Don’t get me wrong, Love Live is a great game and has a lot of things going for it. For one, it has a lot more years under its belt. There’s way more cards available. Plus, as an English speaker, it’s far more accessible. And I’m not really talking about the animes, but the Love Live anime is like… way better than the BanG Dream anime. Like waaay better. Although, interestingly, I find the overall plot of BanG Dream to be a bit more fascinating and complex than Love Live’s plot. (That might sound kind of weird, but… like, stick with me here.)

The Love Live anime is a simple story but it’s enjoyable because of the lovable characters, the music, and the fun and mostly high-quality package. The BanG Dream anime, on the other hand, is the same simple story but in a far worse package… or at least, that’s how the anime is. In the game, each of the five bands get their own unique story, and these stories can get surprisingly dark and complex. I enjoy it.

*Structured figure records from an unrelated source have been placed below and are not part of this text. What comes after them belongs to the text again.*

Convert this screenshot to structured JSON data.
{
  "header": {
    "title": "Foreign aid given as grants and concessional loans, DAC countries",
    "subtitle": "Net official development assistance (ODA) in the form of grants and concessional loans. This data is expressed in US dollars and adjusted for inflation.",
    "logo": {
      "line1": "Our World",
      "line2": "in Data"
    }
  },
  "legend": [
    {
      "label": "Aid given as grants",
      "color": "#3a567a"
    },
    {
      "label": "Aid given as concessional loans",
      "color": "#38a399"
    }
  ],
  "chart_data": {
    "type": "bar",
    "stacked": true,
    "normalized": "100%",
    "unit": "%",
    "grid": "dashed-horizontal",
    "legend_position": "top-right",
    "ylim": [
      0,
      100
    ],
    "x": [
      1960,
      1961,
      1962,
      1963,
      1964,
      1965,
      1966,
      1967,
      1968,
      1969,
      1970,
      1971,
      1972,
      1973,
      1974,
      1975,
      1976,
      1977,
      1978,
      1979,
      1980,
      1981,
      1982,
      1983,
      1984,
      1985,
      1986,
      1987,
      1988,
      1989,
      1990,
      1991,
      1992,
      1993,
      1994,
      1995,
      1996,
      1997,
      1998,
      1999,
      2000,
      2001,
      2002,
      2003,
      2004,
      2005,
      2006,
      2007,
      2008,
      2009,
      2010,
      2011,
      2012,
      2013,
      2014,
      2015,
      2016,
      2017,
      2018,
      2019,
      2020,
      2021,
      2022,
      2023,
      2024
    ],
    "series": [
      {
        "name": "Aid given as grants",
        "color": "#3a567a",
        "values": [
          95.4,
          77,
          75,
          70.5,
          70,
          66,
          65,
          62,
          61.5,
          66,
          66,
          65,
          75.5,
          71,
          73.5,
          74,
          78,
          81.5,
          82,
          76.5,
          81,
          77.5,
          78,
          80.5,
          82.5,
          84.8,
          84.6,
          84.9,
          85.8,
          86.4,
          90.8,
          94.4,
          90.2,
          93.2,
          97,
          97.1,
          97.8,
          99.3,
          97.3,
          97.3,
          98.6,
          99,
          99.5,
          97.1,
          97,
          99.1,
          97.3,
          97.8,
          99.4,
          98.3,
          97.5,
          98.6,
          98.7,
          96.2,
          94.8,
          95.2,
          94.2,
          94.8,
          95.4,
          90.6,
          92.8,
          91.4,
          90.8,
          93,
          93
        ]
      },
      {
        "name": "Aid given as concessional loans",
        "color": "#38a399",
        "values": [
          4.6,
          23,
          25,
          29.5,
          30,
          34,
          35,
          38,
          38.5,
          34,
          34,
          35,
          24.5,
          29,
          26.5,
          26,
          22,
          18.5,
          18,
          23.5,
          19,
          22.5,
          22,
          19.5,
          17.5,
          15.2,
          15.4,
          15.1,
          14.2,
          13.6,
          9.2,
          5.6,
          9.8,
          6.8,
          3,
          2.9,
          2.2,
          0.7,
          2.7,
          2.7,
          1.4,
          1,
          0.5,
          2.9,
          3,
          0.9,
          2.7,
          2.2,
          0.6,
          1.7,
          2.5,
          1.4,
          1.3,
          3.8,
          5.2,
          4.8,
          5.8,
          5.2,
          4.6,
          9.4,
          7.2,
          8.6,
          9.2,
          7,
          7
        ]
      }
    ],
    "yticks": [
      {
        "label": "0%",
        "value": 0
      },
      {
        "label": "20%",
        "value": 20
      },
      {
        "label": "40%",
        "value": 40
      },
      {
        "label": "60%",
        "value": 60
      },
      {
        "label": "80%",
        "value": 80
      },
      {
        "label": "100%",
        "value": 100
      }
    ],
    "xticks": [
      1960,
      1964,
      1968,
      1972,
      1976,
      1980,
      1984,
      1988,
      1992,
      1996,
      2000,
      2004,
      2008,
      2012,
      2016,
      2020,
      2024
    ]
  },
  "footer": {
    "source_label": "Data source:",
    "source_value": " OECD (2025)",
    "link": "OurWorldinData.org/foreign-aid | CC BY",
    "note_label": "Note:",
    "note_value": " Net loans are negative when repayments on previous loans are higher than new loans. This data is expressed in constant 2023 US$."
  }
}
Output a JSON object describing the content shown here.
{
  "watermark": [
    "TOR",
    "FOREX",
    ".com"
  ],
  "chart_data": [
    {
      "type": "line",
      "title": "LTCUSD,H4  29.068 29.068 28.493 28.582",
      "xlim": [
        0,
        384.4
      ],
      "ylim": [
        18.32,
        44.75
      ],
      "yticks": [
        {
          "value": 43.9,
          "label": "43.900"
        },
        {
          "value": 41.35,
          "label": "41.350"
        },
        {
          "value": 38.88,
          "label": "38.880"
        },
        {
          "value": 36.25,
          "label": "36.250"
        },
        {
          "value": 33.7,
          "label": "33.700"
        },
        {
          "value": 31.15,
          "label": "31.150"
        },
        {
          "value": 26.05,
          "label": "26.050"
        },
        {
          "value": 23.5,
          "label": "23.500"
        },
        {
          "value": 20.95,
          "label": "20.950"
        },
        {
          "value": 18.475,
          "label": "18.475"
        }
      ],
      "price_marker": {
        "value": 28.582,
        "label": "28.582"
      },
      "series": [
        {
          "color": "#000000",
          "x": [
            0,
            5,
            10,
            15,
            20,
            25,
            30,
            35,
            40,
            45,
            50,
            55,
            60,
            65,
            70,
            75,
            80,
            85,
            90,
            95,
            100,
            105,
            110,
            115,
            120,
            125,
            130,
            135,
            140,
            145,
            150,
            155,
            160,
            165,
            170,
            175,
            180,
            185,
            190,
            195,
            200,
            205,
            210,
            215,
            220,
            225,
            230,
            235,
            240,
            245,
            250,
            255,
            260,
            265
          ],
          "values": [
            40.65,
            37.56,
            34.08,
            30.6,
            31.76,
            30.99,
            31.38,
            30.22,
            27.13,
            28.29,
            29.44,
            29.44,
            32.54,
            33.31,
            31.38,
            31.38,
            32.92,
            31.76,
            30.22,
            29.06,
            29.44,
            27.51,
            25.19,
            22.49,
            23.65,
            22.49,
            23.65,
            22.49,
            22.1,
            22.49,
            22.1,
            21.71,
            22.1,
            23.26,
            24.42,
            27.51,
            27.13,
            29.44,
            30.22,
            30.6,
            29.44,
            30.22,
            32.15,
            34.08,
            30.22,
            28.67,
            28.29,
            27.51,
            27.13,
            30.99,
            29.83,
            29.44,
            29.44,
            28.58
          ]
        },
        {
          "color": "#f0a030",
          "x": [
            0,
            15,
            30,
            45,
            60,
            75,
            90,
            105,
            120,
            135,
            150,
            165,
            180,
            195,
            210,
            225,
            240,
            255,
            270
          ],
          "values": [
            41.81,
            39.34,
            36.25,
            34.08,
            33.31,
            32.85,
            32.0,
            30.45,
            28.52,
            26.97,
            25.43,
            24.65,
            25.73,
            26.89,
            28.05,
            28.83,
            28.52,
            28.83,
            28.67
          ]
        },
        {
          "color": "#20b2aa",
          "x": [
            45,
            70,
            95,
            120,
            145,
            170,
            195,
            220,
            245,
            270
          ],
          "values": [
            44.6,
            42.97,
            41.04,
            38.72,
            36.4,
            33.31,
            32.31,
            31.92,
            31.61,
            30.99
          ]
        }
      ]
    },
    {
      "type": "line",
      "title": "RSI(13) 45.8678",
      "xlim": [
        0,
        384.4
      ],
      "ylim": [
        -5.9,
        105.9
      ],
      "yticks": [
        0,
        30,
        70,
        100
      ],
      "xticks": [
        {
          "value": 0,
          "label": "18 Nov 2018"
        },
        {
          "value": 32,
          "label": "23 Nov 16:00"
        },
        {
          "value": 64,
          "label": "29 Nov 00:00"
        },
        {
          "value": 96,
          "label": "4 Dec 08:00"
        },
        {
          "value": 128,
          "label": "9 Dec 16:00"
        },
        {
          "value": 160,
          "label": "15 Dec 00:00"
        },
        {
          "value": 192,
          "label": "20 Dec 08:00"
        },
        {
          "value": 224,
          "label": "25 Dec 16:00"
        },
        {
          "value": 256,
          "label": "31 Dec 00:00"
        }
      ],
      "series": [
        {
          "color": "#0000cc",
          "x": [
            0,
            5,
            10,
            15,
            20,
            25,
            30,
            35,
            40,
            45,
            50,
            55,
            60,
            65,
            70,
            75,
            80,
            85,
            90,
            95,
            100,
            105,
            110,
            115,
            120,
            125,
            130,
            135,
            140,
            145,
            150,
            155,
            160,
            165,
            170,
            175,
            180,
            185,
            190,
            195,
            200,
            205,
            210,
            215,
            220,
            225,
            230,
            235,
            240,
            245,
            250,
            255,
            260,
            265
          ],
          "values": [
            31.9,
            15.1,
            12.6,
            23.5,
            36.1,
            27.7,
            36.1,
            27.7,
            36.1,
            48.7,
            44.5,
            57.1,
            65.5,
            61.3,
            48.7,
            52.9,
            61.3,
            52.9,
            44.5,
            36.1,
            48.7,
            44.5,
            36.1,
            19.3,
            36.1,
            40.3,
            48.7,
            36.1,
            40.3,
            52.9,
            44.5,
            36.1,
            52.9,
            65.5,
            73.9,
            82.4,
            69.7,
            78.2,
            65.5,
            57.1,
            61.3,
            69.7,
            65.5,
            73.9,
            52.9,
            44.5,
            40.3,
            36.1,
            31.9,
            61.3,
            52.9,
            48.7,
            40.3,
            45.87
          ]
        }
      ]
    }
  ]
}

But I’m getting off track. Love Live is a great game, but I think it has a lot to learn from the likes of BanG Dream. Sure, the formula has worked for Love Live, but I think it could benefit greatly from the ways BanG Dream diversifies the gameplay experience. Love Live should add a constant multiplayer mode, or perhaps make use of the same sort of “certain characters and certain attributes give bonuses in the events” system that BanG Dream has. This could encourage changing up play style and would keep the game from getting stale, as it often does.

And maybe, just maybe, Love Live could wrench me back away from BanG Dream’s addictive clutches.

(Oh, who am I kidding, I’ll go back to Love Live again someday. I can never fully escape idol hell.)